The ho-ho-ho blues

Happy holidays my dear mental health warriors… even if it might not feel particularly “happy” to you. I know how much the holidays can suck, and I can tell it’s in full swing with Christmas music playing everywhere. It doesn’t matter how many people you have around you, loneliness can always stick to your cliche ugly Christmas sweater (I’m sorry not sorry but I’m really over them). Not to mention that your mental health illness doesn’t really care that it’s the holidays.

The bottom line is that you absolutely need to care about yourself first, holidays or not, even if that means skipping out on parties and social events.

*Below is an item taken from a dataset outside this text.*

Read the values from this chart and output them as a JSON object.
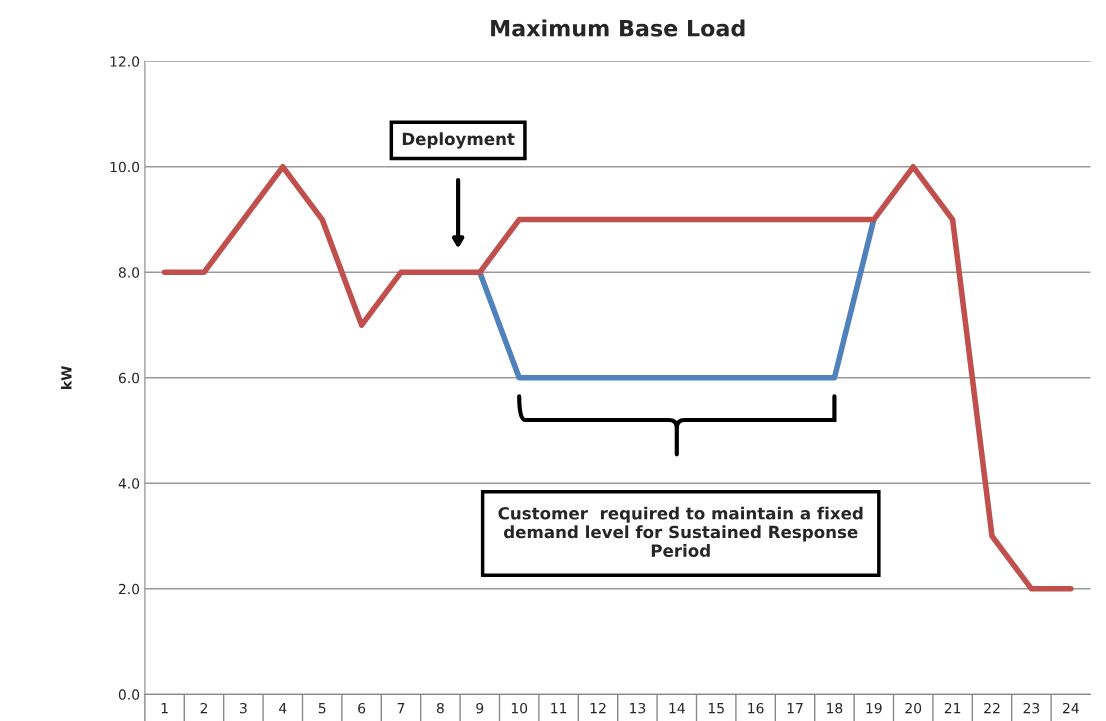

Got none? That’s an even better reason to practice those self-care activities instead of drowning in depression in bed or other emotions. Stepping out of the house for a walk with some tea or coffee, or just staying inside when it’s cold and reading a book or journalling can be a big first step. Whatever it is, focus on you and what makes you calm and relaxed. I know that your own anxiety and winter blues can be draining enough, so believe me when I say that I understand how difficult just getting dressed can be in the morning.

Now these events are added to your plate and there’s a lot of pressure that comes with looking the part, saying the right thing, and the hidden costs of it all.

Even if you’re a natural social butterfly, it’s not easy juggling everything during the holiday season. Emotional triggers can be a big hit for anyone this season, but especially for someone with a mental health illness. We just happen to feel a lot of things very deeply and without the proper strategies, it can be really challenging to cope with.

In case you missed the message, remember that you are not alone this season and feeling shitty is okay.

You don’t need to wear the damn ugly Christmas sweater just because someone invited you to that party.

You are you, and you are enough.


P.S. If you feel like you really have to go to that holiday event, make sure you map out a quiet space for yourself at the very beginning. It can be an empty room or a bathroom, but the keyword is private. This way, you’re sure to have an escape if the anxiety ever kicks in and you need a temporary way out.